Nach zwei Massakern mit Schusswaffen in den vergangenen Wochen ist in den USA ein neuer Streit um strengere Regelungen entbrannt. Eine überparteiliche Gruppe im US-Senat hat sich inzwischen auf einen Gesetzesentwurf zum besseren Schutz geeinigt. Umso größer ist nun für viele die Enttäuschung.
Das New Yorker Gesetz verlangte von denen, die eine verdeckte Waffe zur Selbstverteidigung tragen wollen, dass sie eine besondere Notwendigkeit nachweisen. Zwei Männer hatten dagegen geklagt. Ähnliche Gesetze gibt es in Bundesstaaten wie Kalifornien, New Jersey oder Massachusetts. In vielen anderen Teilen der USA gibt es dagegen kaum Einschränkungen.

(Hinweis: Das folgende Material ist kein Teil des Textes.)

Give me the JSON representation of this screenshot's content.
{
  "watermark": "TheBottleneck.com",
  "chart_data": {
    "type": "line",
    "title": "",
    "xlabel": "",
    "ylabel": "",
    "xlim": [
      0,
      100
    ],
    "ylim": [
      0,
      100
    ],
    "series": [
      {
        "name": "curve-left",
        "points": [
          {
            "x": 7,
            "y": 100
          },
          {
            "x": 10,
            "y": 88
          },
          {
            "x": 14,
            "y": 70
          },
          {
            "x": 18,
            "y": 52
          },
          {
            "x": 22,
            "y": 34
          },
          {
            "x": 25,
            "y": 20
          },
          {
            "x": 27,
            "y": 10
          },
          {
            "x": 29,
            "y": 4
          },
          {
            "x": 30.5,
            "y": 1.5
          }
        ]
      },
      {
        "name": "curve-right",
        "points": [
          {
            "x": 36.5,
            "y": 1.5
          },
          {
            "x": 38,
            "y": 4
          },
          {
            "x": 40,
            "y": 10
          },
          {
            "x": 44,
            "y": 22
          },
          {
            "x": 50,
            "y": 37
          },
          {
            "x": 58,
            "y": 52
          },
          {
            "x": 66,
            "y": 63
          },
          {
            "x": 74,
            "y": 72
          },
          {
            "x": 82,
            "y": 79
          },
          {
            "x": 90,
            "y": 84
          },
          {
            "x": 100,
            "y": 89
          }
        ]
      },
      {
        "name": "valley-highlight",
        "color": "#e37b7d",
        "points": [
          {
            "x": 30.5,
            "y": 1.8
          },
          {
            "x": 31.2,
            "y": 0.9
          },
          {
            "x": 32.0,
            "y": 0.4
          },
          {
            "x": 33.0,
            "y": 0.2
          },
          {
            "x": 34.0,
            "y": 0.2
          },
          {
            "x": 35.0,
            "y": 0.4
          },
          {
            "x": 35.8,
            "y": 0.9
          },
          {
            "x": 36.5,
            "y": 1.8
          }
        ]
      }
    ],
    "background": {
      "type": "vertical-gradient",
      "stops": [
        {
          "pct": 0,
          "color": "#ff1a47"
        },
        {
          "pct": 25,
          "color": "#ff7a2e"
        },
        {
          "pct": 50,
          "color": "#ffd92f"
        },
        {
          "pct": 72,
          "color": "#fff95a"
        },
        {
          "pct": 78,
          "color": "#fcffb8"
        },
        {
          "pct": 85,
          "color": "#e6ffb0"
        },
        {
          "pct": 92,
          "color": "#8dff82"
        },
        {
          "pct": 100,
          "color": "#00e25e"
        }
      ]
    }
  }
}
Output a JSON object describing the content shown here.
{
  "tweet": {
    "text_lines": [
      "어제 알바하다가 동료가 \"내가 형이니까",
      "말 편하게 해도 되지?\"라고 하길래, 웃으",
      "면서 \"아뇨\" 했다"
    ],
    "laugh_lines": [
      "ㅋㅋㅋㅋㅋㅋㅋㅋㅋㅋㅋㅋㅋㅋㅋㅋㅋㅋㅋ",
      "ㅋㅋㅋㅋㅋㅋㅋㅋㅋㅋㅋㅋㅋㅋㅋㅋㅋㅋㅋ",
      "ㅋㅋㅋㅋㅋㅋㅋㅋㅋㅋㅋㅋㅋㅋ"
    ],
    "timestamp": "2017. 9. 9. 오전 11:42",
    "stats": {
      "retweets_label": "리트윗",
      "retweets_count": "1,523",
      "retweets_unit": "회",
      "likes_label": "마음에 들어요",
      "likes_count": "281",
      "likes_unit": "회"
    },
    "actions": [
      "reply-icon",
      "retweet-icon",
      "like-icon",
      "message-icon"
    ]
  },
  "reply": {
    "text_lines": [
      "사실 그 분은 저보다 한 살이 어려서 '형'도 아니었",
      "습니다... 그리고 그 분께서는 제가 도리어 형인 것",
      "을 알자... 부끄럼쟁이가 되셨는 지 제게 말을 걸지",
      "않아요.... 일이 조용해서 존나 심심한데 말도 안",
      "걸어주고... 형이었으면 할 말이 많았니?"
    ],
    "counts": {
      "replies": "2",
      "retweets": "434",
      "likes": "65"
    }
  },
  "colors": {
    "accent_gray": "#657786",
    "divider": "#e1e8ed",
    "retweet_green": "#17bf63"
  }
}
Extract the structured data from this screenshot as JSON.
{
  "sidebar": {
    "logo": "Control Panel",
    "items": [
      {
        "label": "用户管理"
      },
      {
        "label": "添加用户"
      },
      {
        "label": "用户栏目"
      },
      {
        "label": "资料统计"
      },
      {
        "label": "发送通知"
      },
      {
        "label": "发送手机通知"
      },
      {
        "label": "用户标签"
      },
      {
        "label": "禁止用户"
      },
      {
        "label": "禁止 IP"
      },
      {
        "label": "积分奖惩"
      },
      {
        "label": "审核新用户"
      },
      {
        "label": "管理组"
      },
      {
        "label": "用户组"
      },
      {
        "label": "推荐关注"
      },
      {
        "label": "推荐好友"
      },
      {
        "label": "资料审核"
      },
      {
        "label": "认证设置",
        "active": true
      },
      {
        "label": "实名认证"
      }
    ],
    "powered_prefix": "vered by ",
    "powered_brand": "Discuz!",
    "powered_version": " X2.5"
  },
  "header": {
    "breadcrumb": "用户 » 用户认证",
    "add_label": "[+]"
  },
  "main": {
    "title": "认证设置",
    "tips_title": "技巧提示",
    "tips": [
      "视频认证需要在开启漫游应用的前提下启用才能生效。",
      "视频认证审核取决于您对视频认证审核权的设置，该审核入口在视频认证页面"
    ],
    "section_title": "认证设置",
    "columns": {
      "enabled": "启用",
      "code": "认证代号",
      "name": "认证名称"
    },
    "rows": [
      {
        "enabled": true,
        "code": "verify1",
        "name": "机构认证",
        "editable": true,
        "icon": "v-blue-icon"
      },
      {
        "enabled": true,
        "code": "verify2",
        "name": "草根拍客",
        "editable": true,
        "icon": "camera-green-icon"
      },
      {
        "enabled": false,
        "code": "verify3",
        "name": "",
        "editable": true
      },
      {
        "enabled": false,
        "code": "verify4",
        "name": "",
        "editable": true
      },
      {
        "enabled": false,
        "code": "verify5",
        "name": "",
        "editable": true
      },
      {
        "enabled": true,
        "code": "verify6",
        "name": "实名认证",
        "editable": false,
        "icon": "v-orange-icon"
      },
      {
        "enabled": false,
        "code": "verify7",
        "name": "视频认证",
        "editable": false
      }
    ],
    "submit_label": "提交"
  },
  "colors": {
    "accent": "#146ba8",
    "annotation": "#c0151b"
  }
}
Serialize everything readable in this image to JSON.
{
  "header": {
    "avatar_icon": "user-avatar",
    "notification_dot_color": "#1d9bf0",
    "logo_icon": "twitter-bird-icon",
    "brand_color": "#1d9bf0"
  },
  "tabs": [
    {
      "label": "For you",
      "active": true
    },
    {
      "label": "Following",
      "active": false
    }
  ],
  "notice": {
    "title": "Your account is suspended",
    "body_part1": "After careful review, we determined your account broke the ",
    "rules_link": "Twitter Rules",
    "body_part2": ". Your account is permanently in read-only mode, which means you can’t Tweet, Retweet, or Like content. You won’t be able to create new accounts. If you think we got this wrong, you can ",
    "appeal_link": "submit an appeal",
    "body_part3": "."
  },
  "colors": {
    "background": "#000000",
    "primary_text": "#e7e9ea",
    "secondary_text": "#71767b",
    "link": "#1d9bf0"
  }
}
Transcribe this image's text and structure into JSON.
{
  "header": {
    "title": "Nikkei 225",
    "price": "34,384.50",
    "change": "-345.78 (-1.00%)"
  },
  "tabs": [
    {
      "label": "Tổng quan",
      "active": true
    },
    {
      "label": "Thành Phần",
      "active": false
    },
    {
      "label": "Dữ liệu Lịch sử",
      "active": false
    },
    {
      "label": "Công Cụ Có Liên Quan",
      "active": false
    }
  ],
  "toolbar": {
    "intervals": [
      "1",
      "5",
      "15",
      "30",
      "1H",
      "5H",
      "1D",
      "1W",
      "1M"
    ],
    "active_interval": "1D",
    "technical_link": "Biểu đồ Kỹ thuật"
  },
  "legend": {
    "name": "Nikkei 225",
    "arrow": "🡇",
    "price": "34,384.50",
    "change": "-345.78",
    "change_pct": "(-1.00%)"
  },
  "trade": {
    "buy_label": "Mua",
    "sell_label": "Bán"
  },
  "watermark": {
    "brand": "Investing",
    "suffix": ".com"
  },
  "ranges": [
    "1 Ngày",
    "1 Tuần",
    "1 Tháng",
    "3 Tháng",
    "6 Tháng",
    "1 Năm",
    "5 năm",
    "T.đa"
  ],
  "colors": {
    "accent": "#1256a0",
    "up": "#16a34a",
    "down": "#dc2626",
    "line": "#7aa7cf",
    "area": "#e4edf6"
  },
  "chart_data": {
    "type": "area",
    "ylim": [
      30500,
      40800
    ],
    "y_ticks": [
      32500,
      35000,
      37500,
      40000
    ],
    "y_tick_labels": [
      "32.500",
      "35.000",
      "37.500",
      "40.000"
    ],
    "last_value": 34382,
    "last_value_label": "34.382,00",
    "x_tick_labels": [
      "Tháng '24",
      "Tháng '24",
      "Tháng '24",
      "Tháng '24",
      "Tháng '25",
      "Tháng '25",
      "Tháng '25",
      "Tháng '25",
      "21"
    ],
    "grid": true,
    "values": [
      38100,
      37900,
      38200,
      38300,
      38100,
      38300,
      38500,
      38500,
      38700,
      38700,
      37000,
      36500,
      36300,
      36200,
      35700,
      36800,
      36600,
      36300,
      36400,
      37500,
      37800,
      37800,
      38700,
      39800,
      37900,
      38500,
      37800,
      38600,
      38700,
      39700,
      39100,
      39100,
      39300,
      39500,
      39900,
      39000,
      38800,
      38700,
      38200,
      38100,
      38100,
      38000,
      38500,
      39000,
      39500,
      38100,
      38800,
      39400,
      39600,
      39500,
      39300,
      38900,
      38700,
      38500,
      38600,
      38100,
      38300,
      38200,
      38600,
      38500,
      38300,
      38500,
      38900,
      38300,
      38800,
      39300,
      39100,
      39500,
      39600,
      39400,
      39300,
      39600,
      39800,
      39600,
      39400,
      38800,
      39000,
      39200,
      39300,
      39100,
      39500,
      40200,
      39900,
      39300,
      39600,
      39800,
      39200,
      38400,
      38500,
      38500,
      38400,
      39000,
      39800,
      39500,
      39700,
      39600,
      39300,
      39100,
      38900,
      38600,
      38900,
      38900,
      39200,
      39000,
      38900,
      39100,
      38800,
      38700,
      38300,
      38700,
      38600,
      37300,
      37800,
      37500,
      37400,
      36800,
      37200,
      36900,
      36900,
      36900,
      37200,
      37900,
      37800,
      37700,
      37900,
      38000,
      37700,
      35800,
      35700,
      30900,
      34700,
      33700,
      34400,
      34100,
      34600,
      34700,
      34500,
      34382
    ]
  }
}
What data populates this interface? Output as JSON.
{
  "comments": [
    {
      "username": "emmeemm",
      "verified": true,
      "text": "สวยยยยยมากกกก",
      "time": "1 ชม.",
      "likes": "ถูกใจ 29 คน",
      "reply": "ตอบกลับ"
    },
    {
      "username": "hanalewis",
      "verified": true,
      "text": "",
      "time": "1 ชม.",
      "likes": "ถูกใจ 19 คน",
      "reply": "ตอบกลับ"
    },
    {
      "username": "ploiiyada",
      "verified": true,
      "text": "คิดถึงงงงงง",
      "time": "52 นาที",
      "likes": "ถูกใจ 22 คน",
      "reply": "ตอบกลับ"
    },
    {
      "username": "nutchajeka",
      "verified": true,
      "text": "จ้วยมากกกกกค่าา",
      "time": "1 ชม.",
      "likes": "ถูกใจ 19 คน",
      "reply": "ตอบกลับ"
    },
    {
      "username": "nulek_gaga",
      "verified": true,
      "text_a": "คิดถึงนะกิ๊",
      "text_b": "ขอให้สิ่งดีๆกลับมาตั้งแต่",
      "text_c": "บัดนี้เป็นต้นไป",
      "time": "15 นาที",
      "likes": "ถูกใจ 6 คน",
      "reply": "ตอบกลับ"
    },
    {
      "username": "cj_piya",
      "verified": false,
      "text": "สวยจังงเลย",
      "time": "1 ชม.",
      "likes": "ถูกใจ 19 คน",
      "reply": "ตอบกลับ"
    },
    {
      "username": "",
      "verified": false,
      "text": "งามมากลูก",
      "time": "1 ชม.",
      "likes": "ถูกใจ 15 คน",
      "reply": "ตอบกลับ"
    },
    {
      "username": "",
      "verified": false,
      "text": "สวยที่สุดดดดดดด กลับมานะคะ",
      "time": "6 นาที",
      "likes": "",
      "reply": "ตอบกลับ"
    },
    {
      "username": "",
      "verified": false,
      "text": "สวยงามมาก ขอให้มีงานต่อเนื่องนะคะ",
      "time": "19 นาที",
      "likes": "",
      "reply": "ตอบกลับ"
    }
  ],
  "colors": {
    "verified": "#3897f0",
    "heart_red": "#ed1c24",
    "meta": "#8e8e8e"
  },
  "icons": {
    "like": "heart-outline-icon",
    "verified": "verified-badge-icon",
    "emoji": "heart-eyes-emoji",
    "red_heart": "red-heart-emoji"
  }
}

Liberale Richter stimmten gegen Ausweitung
„Wir kennen kein anderes verfassungsmäßiges Recht, das der Einzelne nur ausüben darf, wenn er den Behörden ein besonderes Bedürfnis nachweisen kann“, hieß es nun in der Urteilsbegründung. Die Entscheidung des höchsten US-Gerichts fiel sechs zu drei aus - die drei als liberal geltenden Richter stimmten nicht zu.
Richter Stephen Breyer schrieb in einer abweichenden Meinung von „potenziell tödlichen Folgen“ der Entscheidung. Präsident Joe Biden kritisierte, dass sie sowohl „dem gesunden Menschenverstand als auch der Verfassung“ widerspreche. Es müsse mehr und nicht weniger zum Schutz der Menschen im Land getan werden. „Es stehen Menschenleben auf dem Spiel.“
New Yorks Gouverneurin Kathy Hochul nannte die Entscheidung „empörend“. Die dortige Generalstaatsanwältin Letitia James erklärte: „Seit mehr als einem Jahrhundert hat dieses Gesetz die New Yorker vor Schaden bewahrt, indem es dafür gesorgt hat, dass es vernünftige und angemessene Vorschriften für Schusswaffen im öffentlichen Raum gibt.“
50 Menschen pro Tag erschossen
In den USA sind tödliche Vorfälle mit Schusswaffen trauriger Alltag. Pistolen und Gewehre sind extrem leicht zu kaufen. Nach Angaben der Gesundheitsbehörde CDC wurden 2020 in den USA etwa 20.000 Menschen erschossen - mehr als 50 pro Tag. Eine übermächtige Waffenlobby macht sich für lockere Regelungen stark - mit Erfolg.
Entsetzen löste im Mai die Ermittlern zufolge rassistische Tat eines 18-Jährigen in der US-Stadt Buffalo aus. Er tötete in und vor einem Supermarkt zehn Menschen. Der Schock saß noch tief, als eine gute Woche später ein ebenfalls 18 Jahre alter Schütze an einer Grundschule in der Kleinstadt Uvalde im Bundesstaat Texas das Feuer eröffnete. Er tötete 19 Kinder und zwei Lehrerinnen.
Versuche, das Waffenrecht zu verschärfen, scheitern im Kongress regelmäßig an den Republikanern. Daran könnte sich nach den schrecklichen Taten erstmals seit Jahrzehnten etwas ändern: Republikaner und Demokraten einigten sich im Senat auf einen Gesetzesentwurf für besseren Schutz vor Schusswaffengewalt. Dieser nahm bei der Abstimmung am Dienstagabend mit überparteilicher Mehrheit eine erste Hürde und soll nun rasch beschlossen werden. Kritiker sprachen indes von einem Minimalkompromiss, der die laxen Waffengesetze nur sehr geringfügig verschärfe.